Al terminar la Beca, yo quería quedarme en Madrid otro curso más. Büyükbabam, como siempre, defendió mi causa ante mis padres, pero aunque nunca me faltó una pequeña cantidad mensual para lo imprescindible, la condición fue que, si quería permanecer más tiempo en el país, tenía que buscar algún tipo de trabajo. Y así fue, y durante mi segundo año en Madrid trabajaba los fines de semana en El Corte Inglés, los grandes almacenes españoles. Todo esto pasaba por mi cabeza una y otra vez aquella noche, al revivir el enigmático suceso de la tarde.

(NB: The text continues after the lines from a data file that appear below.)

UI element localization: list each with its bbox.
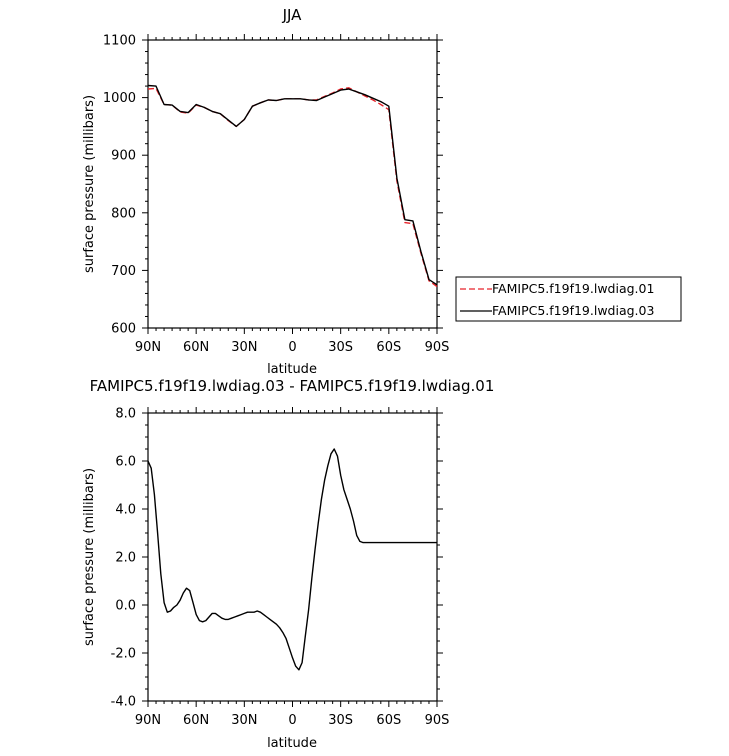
plot-frame bbox=[147, 39, 438, 329]
legend-frame bbox=[455, 276, 682, 322]
axis-ticks: 90N 60N 30N 0 30S 60S 90S -4.0 -2.0 0.0 2.0 4.0 6.0 8… bbox=[111, 407, 450, 729]
x-tick-label: 60S bbox=[376, 713, 401, 728]
series-line-1 bbox=[147, 448, 437, 671]
y-tick-label: 600 bbox=[111, 322, 136, 337]
x-tick-label: 90S bbox=[425, 713, 450, 728]
y-axis-label: surface pressure (millibars) bbox=[82, 95, 97, 273]
x-tick-label: 30N bbox=[231, 713, 257, 728]
y-tick-label: 4.0 bbox=[115, 503, 136, 518]
y-tick-label: 6.0 bbox=[115, 455, 136, 470]
x-tick-label: 90N bbox=[135, 713, 161, 728]
x-tick-label: 60N bbox=[183, 713, 209, 728]
legend-label-series-1: FAMIPC5.f19f19.lwdiag.01 bbox=[492, 281, 654, 296]
x-tick-label: 60N bbox=[183, 340, 209, 355]
series-group bbox=[147, 84, 438, 288]
y-axis-label: surface pressure (millibars) bbox=[82, 468, 97, 646]
legend: FAMIPC5.f19f19.lwdiag.01 FAMIPC5.f19f19.… bbox=[455, 276, 682, 322]
x-tick-label: 30S bbox=[328, 713, 353, 728]
x-tick-label: 0 bbox=[288, 340, 296, 355]
y-tick-label: -2.0 bbox=[111, 647, 136, 662]
y-tick-label: 1100 bbox=[103, 34, 136, 49]
y-tick-label: 2.0 bbox=[115, 551, 136, 566]
series-line-2 bbox=[147, 84, 438, 286]
y-tick-label: -4.0 bbox=[111, 695, 136, 710]
x-tick-label: 0 bbox=[288, 713, 296, 728]
chart-title: JJA bbox=[282, 6, 303, 24]
x-tick-label: 90N bbox=[135, 340, 161, 355]
x-tick-label: 60S bbox=[376, 340, 401, 355]
y-tick-label: 900 bbox=[111, 149, 136, 164]
x-tick-label: 30S bbox=[328, 340, 353, 355]
pressure-chart-panel: JJA 90N 60N 30N 0 30S 60S 90S 600 700 800 900 1000 1… bbox=[82, 6, 449, 377]
axis-ticks: 90N 60N 30N 0 30S 60S 90S 600 700 800 900 1000 1100 bbox=[103, 34, 449, 356]
y-tick-label: 0.0 bbox=[115, 599, 136, 614]
x-tick-label: 90S bbox=[425, 340, 450, 355]
x-tick-label: 30N bbox=[231, 340, 257, 355]
series-group bbox=[147, 448, 437, 671]
y-tick-label: 700 bbox=[111, 264, 136, 279]
series-line-1 bbox=[147, 87, 438, 288]
x-axis-label: latitude bbox=[267, 362, 317, 377]
chart-title: FAMIPC5.f19f19.lwdiag.03 - FAMIPC5.f19f1… bbox=[90, 377, 495, 395]
difference-chart-panel: FAMIPC5.f19f19.lwdiag.03 - FAMIPC5.f19f1… bbox=[82, 377, 494, 751]
y-tick-label: 8.0 bbox=[115, 407, 136, 422]
legend-label-series-2: FAMIPC5.f19f19.lwdiag.03 bbox=[492, 303, 654, 318]
y-tick-label: 1000 bbox=[103, 91, 136, 106]
x-axis-label: latitude bbox=[267, 736, 317, 751]
y-tick-label: 800 bbox=[111, 206, 136, 221]
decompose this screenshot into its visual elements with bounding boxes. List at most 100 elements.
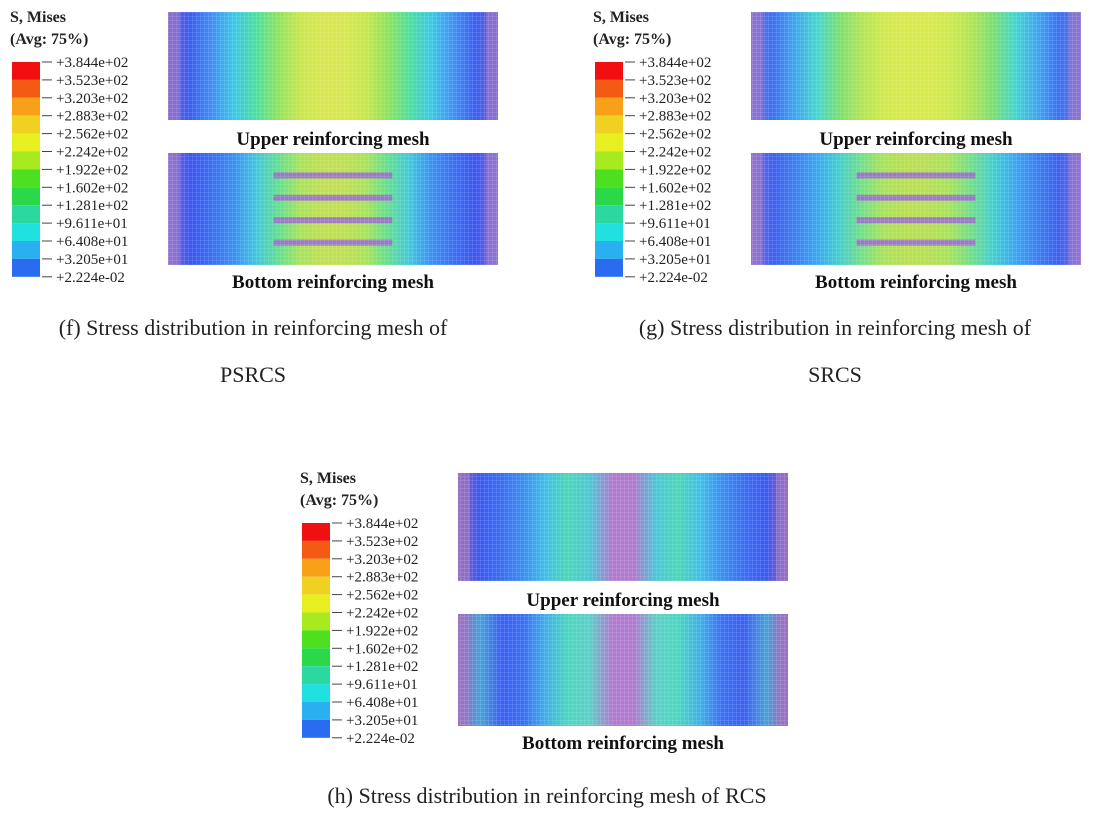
legend-swatch <box>595 241 623 259</box>
legend-swatch <box>302 666 330 684</box>
legend-swatch <box>302 595 330 613</box>
legend-label: +3.523e+02 <box>346 534 418 550</box>
legend-subtitle: (Avg: 75%) <box>10 31 88 48</box>
legend-swatch <box>302 559 330 577</box>
legend-label: +2.883e+02 <box>639 109 711 125</box>
legend-label: +2.224e-02 <box>346 731 415 747</box>
legend-title: S, Mises <box>300 470 356 487</box>
legend-subtitle: (Avg: 75%) <box>593 31 671 48</box>
caption: PSRCS <box>220 362 286 387</box>
upper-mesh-label: Upper reinforcing mesh <box>526 590 720 611</box>
panel: S, Mises (Avg: 75%) +3.844e+02 +3.523e+02 +3… <box>593 9 1081 387</box>
legend-label: +2.224e-02 <box>639 270 708 286</box>
legend-label: +2.242e+02 <box>56 145 128 161</box>
legend-label: +1.602e+02 <box>346 641 418 657</box>
legend-swatch <box>302 702 330 720</box>
legend-swatch <box>595 62 623 80</box>
legend-swatch <box>12 98 40 116</box>
legend-swatch <box>12 223 40 241</box>
legend-label: +3.203e+02 <box>56 91 128 107</box>
mesh-grid <box>751 12 1081 120</box>
bottom-mesh-label: Bottom reinforcing mesh <box>232 272 434 293</box>
legend-swatch <box>302 630 330 648</box>
legend-swatch <box>12 152 40 170</box>
bottom-mesh-label: Bottom reinforcing mesh <box>522 733 724 754</box>
legend-title: S, Mises <box>593 9 649 26</box>
legend-swatch <box>12 116 40 134</box>
mesh-grid <box>168 12 498 120</box>
legend-label: +3.203e+02 <box>639 91 711 107</box>
legend-swatch <box>595 169 623 187</box>
legend-label: +1.281e+02 <box>639 198 711 214</box>
legend-label: +9.611e+01 <box>346 677 418 693</box>
legend-label: +2.562e+02 <box>56 127 128 143</box>
legend-swatch <box>12 169 40 187</box>
legend-label: +2.242e+02 <box>346 606 418 622</box>
legend-label: +1.602e+02 <box>639 180 711 196</box>
legend-swatch <box>595 187 623 205</box>
legend-swatch <box>595 98 623 116</box>
legend-swatch <box>302 684 330 702</box>
mesh-grid <box>168 153 498 265</box>
legend-title: S, Mises <box>10 9 66 26</box>
figure: S, Mises (Avg: 75%) +3.844e+02 +3.523e+02 +3… <box>0 0 1095 821</box>
legend-swatch <box>12 62 40 80</box>
legend-label: +1.922e+02 <box>639 162 711 178</box>
legend-swatch <box>12 80 40 98</box>
legend-swatch <box>302 577 330 595</box>
legend-label: +1.281e+02 <box>346 659 418 675</box>
legend-swatch <box>595 116 623 134</box>
legend-label: +2.883e+02 <box>346 570 418 586</box>
legend-label: +2.242e+02 <box>639 145 711 161</box>
legend-label: +3.844e+02 <box>346 516 418 532</box>
legend-swatch <box>595 80 623 98</box>
upper-mesh-label: Upper reinforcing mesh <box>236 129 430 150</box>
upper-mesh-label: Upper reinforcing mesh <box>819 129 1013 150</box>
legend-swatch <box>12 187 40 205</box>
legend-label: +3.844e+02 <box>639 55 711 71</box>
caption: SRCS <box>808 362 862 387</box>
legend-label: +3.203e+02 <box>346 552 418 568</box>
caption: (f) Stress distribution in reinforcing m… <box>59 315 448 340</box>
legend-label: +1.922e+02 <box>56 162 128 178</box>
legend-label: +9.611e+01 <box>639 216 711 232</box>
legend-swatch <box>12 259 40 277</box>
caption: (g) Stress distribution in reinforcing m… <box>639 315 1032 340</box>
panel: S, Mises (Avg: 75%) +3.844e+02 +3.523e+02 +3… <box>10 9 498 387</box>
legend-label: +1.602e+02 <box>56 180 128 196</box>
legend-swatch <box>595 205 623 223</box>
legend-label: +3.523e+02 <box>56 73 128 89</box>
mesh-grid <box>751 153 1081 265</box>
legend-swatch <box>12 205 40 223</box>
legend-label: +1.922e+02 <box>346 623 418 639</box>
legend-label: +1.281e+02 <box>56 198 128 214</box>
legend-label: +9.611e+01 <box>56 216 128 232</box>
legend-label: +6.408e+01 <box>639 234 711 250</box>
caption: (h) Stress distribution in reinforcing m… <box>327 783 766 808</box>
legend-label: +3.205e+01 <box>56 252 128 268</box>
legend-swatch <box>302 648 330 666</box>
legend-swatch <box>12 241 40 259</box>
legend-label: +2.224e-02 <box>56 270 125 286</box>
legend-swatch <box>595 259 623 277</box>
legend-swatch <box>595 134 623 152</box>
legend-swatch <box>302 613 330 631</box>
mesh-grid <box>458 614 788 726</box>
legend-label: +2.562e+02 <box>639 127 711 143</box>
legend-swatch <box>595 152 623 170</box>
legend-label: +3.844e+02 <box>56 55 128 71</box>
legend-label: +3.523e+02 <box>639 73 711 89</box>
panel: S, Mises (Avg: 75%) +3.844e+02 +3.523e+02 +3… <box>300 470 788 808</box>
legend-subtitle: (Avg: 75%) <box>300 492 378 509</box>
legend-label: +3.205e+01 <box>639 252 711 268</box>
bottom-mesh-label: Bottom reinforcing mesh <box>815 272 1017 293</box>
legend-label: +3.205e+01 <box>346 713 418 729</box>
legend-swatch <box>12 134 40 152</box>
legend-label: +2.883e+02 <box>56 109 128 125</box>
legend-swatch <box>302 523 330 541</box>
legend-swatch <box>595 223 623 241</box>
legend-label: +6.408e+01 <box>56 234 128 250</box>
legend-swatch <box>302 541 330 559</box>
legend-label: +2.562e+02 <box>346 588 418 604</box>
mesh-grid <box>458 473 788 581</box>
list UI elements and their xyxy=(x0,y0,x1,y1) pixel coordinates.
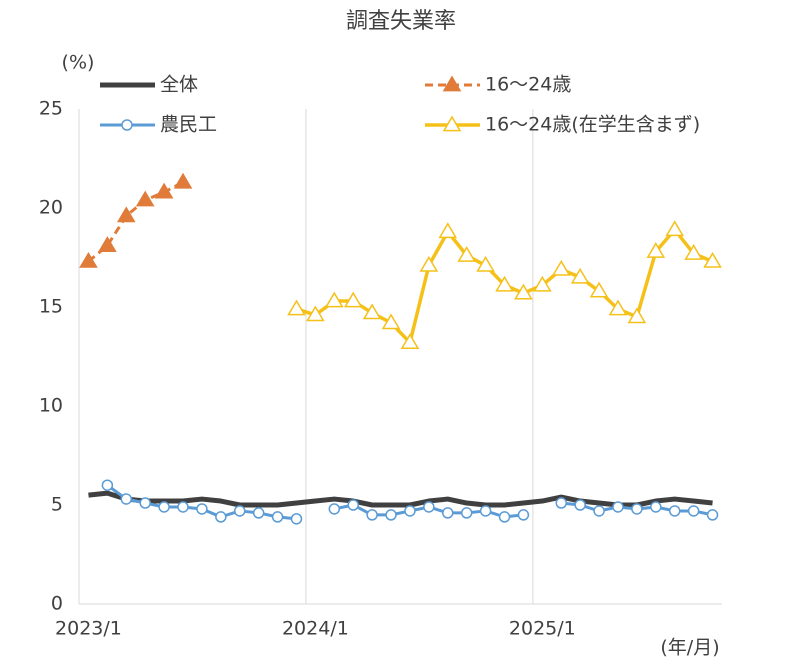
data-point xyxy=(646,242,666,258)
data-point xyxy=(362,303,382,320)
data-point xyxy=(215,511,227,523)
data-point xyxy=(287,299,306,316)
data-point xyxy=(612,501,624,513)
data-point xyxy=(517,509,530,521)
data-point xyxy=(495,275,514,292)
data-point xyxy=(460,507,473,519)
data-point xyxy=(706,509,719,521)
data-point xyxy=(574,499,586,511)
y-tick-label: 20 xyxy=(39,197,63,219)
data-point xyxy=(684,244,703,260)
y-tick-label: 0 xyxy=(51,593,63,615)
y-tick-label: 5 xyxy=(51,494,63,516)
legend-marker xyxy=(442,75,462,92)
data-point xyxy=(154,182,174,199)
data-point xyxy=(665,220,685,237)
x-tick-label: 2023/1 xyxy=(55,618,122,640)
data-point xyxy=(631,503,643,515)
data-point xyxy=(570,267,590,284)
data-point xyxy=(551,259,571,276)
legend-label: 農民工 xyxy=(160,114,217,136)
data-point xyxy=(423,501,435,513)
data-point xyxy=(306,305,325,322)
data-point xyxy=(650,501,662,513)
data-point xyxy=(139,497,151,509)
legend-marker xyxy=(121,119,133,131)
data-point xyxy=(98,236,117,252)
data-point xyxy=(479,505,492,517)
data-point xyxy=(135,190,155,207)
x-axis-label: (年/月) xyxy=(660,637,719,659)
data-point xyxy=(347,499,359,511)
data-point xyxy=(271,511,284,523)
data-point xyxy=(116,206,136,223)
y-tick-label: 15 xyxy=(39,296,63,318)
data-point xyxy=(457,246,477,262)
data-point xyxy=(668,505,681,517)
legend-label: 16～24歳(在学生含まず) xyxy=(485,114,700,136)
data-point xyxy=(196,503,208,515)
data-point xyxy=(533,275,552,292)
data-point xyxy=(498,511,511,523)
data-point xyxy=(173,172,193,189)
legend-label: 全体 xyxy=(160,74,198,96)
data-point xyxy=(79,251,98,268)
data-point xyxy=(324,291,344,308)
data-point xyxy=(120,493,133,505)
y-tick-label: 10 xyxy=(39,395,63,417)
data-point xyxy=(343,291,363,308)
data-point xyxy=(514,283,533,300)
data-point xyxy=(177,501,189,513)
data-point xyxy=(555,497,567,509)
data-point xyxy=(404,505,416,517)
data-point xyxy=(252,507,265,519)
y-axis-label: (%) xyxy=(62,52,95,74)
data-point xyxy=(101,479,114,491)
data-point xyxy=(419,255,439,272)
chart-title: 調査失業率 xyxy=(346,9,456,34)
data-point xyxy=(366,509,378,521)
data-point xyxy=(381,313,401,330)
y-tick-label: 25 xyxy=(39,98,63,120)
data-point xyxy=(442,507,454,519)
data-point xyxy=(234,505,246,517)
data-point xyxy=(687,505,700,517)
data-point xyxy=(608,299,628,316)
data-point xyxy=(438,222,458,239)
data-point xyxy=(158,501,170,513)
data-point xyxy=(290,513,303,525)
data-point xyxy=(703,251,722,268)
data-point xyxy=(476,255,495,272)
legend-label: 16～24歳 xyxy=(485,74,571,96)
series-line xyxy=(88,490,713,508)
data-point xyxy=(589,281,609,298)
data-point xyxy=(400,333,420,349)
data-point xyxy=(593,505,605,517)
legend-marker xyxy=(442,115,462,132)
x-tick-label: 2025/1 xyxy=(509,618,576,640)
data-point xyxy=(385,509,397,521)
data-point xyxy=(328,503,341,515)
data-point xyxy=(627,307,647,324)
x-tick-label: 2024/1 xyxy=(282,618,349,640)
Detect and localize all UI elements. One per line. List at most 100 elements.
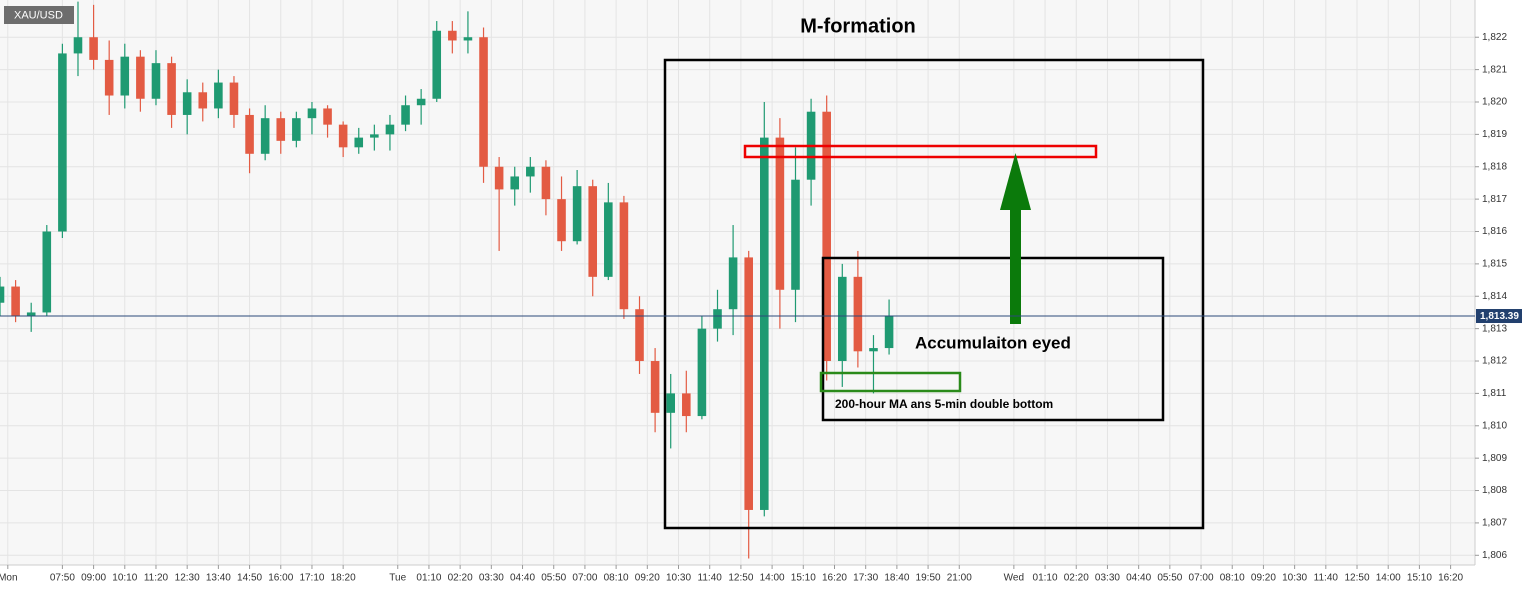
- candle-body: [541, 166, 551, 200]
- resistance-box: [743, 144, 1098, 159]
- candle-body: [479, 37, 488, 167]
- candle-body: [494, 166, 504, 190]
- x-tick-label: 14:50: [237, 573, 262, 584]
- candle-body: [853, 276, 863, 352]
- candle-body: [728, 257, 738, 310]
- y-tick-label: 1,818: [1482, 161, 1507, 172]
- candle-body: [136, 56, 145, 99]
- x-tick-label: 10:30: [1282, 573, 1307, 584]
- y-tick-label: 1,811: [1482, 388, 1507, 399]
- x-tick-label: 15:10: [791, 573, 816, 584]
- plot-background: [0, 0, 1475, 565]
- x-tick-label: 08:10: [604, 573, 629, 584]
- y-tick-label: 1,822: [1482, 32, 1507, 43]
- arrow-head: [1000, 153, 1031, 210]
- candle-body: [0, 286, 5, 303]
- x-tick-label: 12:30: [175, 573, 200, 584]
- chart-title: M-formation: [800, 15, 916, 37]
- accumulation-box: [821, 256, 1165, 422]
- candle-body: [448, 30, 457, 41]
- x-tick-label: 09:00: [81, 573, 106, 584]
- x-tick-label: 17:10: [299, 573, 324, 584]
- candle-body: [416, 98, 426, 106]
- x-tick-label: 03:30: [1095, 573, 1120, 584]
- candle-body: [198, 92, 208, 109]
- candle-body: [370, 134, 379, 138]
- x-tick-label: 11:40: [698, 573, 723, 584]
- candle-body: [214, 82, 223, 109]
- candle-body: [884, 315, 894, 349]
- annotation: 200-hour MA ans 5-min double bottom: [835, 397, 1053, 411]
- x-tick-label: 09:20: [635, 573, 660, 584]
- candle-body: [182, 92, 192, 115]
- x-tick-label: 04:40: [1126, 573, 1151, 584]
- y-tick-label: 1,814: [1482, 291, 1507, 302]
- candle-body: [432, 30, 442, 99]
- last-price-badge: [1476, 309, 1522, 324]
- y-tick-label: 1,808: [1482, 485, 1507, 496]
- candle-body: [11, 286, 20, 316]
- x-tick-label: 15:10: [1407, 573, 1432, 584]
- y-tick-label: 1,810: [1482, 420, 1507, 431]
- candle-body: [307, 108, 317, 119]
- candle-body: [104, 59, 114, 96]
- x-tick-label: 03:30: [479, 573, 504, 584]
- candle-body: [619, 202, 629, 310]
- candle-body: [323, 108, 332, 125]
- x-tick-label: Wed: [1004, 573, 1024, 584]
- candle-body: [120, 56, 130, 96]
- x-tick-label: 11:40: [1314, 573, 1339, 584]
- x-tick-label: 10:30: [666, 573, 691, 584]
- candle-body: [869, 348, 878, 352]
- arrow-shaft: [1010, 208, 1021, 324]
- candle-body: [744, 257, 753, 510]
- x-tick-label: 21:00: [947, 573, 972, 584]
- x-tick-label: 07:00: [1189, 573, 1214, 584]
- double-bottom-box: [819, 371, 962, 393]
- candle-body: [760, 137, 769, 510]
- candle-body: [401, 105, 410, 125]
- candle-body: [151, 63, 161, 99]
- candle-body: [837, 276, 847, 362]
- x-tick-label: 16:20: [1438, 573, 1463, 584]
- x-tick-label: 05:50: [541, 573, 566, 584]
- candle-body: [682, 393, 691, 417]
- candle-body: [354, 137, 364, 148]
- candle-body: [385, 124, 395, 135]
- candle-body: [666, 393, 675, 413]
- y-tick-label: 1,815: [1482, 259, 1507, 270]
- x-tick-label: 18:20: [331, 573, 356, 584]
- x-tick-label: 16:20: [822, 573, 847, 584]
- x-tick-label: 13:40: [206, 573, 231, 584]
- x-tick-label: 01:10: [1033, 573, 1058, 584]
- candle-body: [822, 111, 831, 362]
- x-tick-label: 12:50: [1345, 573, 1370, 584]
- candle-body: [604, 202, 613, 277]
- candle-body: [245, 114, 254, 154]
- candle-body: [229, 82, 239, 115]
- candle-body: [73, 37, 83, 54]
- candle-body: [697, 328, 707, 417]
- y-tick-label: 1,821: [1482, 64, 1507, 75]
- y-tick-label: 1,807: [1482, 518, 1507, 529]
- candle-body: [572, 186, 582, 242]
- candle-body: [89, 37, 98, 60]
- candle-body: [791, 179, 800, 290]
- x-tick-label: 14:00: [1376, 573, 1401, 584]
- x-tick-label: 11:20: [144, 573, 169, 584]
- candle-body: [58, 53, 67, 232]
- candle-body: [292, 118, 301, 141]
- x-tick-label: 04:40: [510, 573, 535, 584]
- candle-body: [42, 231, 52, 313]
- candle-body: [588, 186, 598, 277]
- x-tick-label: 07:00: [572, 573, 597, 584]
- candle-body: [510, 176, 520, 190]
- m-formation-box: [663, 58, 1205, 530]
- y-tick-label: 1,813: [1482, 323, 1507, 334]
- candle-body: [260, 118, 270, 154]
- symbol: XAU/USD: [14, 9, 63, 21]
- x-tick-label: 18:40: [884, 573, 909, 584]
- candle-body: [650, 361, 660, 413]
- x-tick-label: 12:50: [728, 573, 753, 584]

Antes de acostarme, hojeé el libro de poemas que había quedado sobre la mesita del Kaderim.

Canta, rapsoda, canta.

Canta la historia inversa,

los muertos esparcidos que aún alientan

invadiendo tus noches,

las viejas certidumbres de nostalgia,

las dudas nuevas,

si es que alguna quedaba por mostrarse.

Canta la indiferencia de tus frases,

la sonrisa encubierta de tu trato,

la alegría fingida, la fortaleza inútil.

Al filo de las horas, ya sestea la Muerte

que ataca con un tajo al pensamiento,

partiéndolo, sin giro de retorno,

en dos mitades irreconciliables.

El alto lirismo de aquellos versos se confundía con las rotundas palabras de Elena de la Gándara, que golpeaban con insistencia en mi memoria, como si quisieran grabarse a fuego y, de alguna manera, yo intuía que las derivaciones de aquel encuentro no iban a quedarse en un episodio puntual.

.

Algunos días después, vi pasar a Neylam por delante del Kaderim. Ni siquiera me miró. Estuve a punto de llamarla pero en aquel momento había varios clientes tanto en las mesas exteriores como dentro del Café, y no me pareció oportuno. Para entonces ya había transcurrido tiempo suficiente desde el extraño encuentro con Elena de la Gándara como para poner un poco en orden el cúmulo de recuerdos de aquella tarde, sobre todo después de varias noches en las que apenas pude dormir, dándole vueltas a la cabeza, rememorando cada frase. Casualmente, aquel mismo día, al caer la tarde, Neylam volvió a pasar por la plaza. Me armé de valor, salí del Kaderim y la llamé.

—Buenas tardes, Neylam.

—Buenas tardes.

—Oye, ¿podría hablar un momento contigo?

—Es que en casa me están esperando.

—Cinco minutos. Por favor.

—Está bien, dime.

—Aquí fuera no, pasa.

—Ya te digo que tengo prisa.

—Tres minutos. Menos.

Entró finalmente. Miraba a todos lados pero no a mí y se la notaba visiblemente incómoda. Aún no sé de dónde saqué las fuerzas, pero estaba decidido a preguntar y, sobre todo, sabía que tenía que hacerlo. La conduje a la mesita apartada, la misma que la profesora española había ocupado días atrás. Nos sentamos y, sorprendiéndome a mí mismo, lancé la pregunta sin preámbulos.

—Neylam… ¿Tú me quieres o, al menos, me has querido alguna vez?

—¿Qué dices? ¿Por qué me preguntas eso ahora?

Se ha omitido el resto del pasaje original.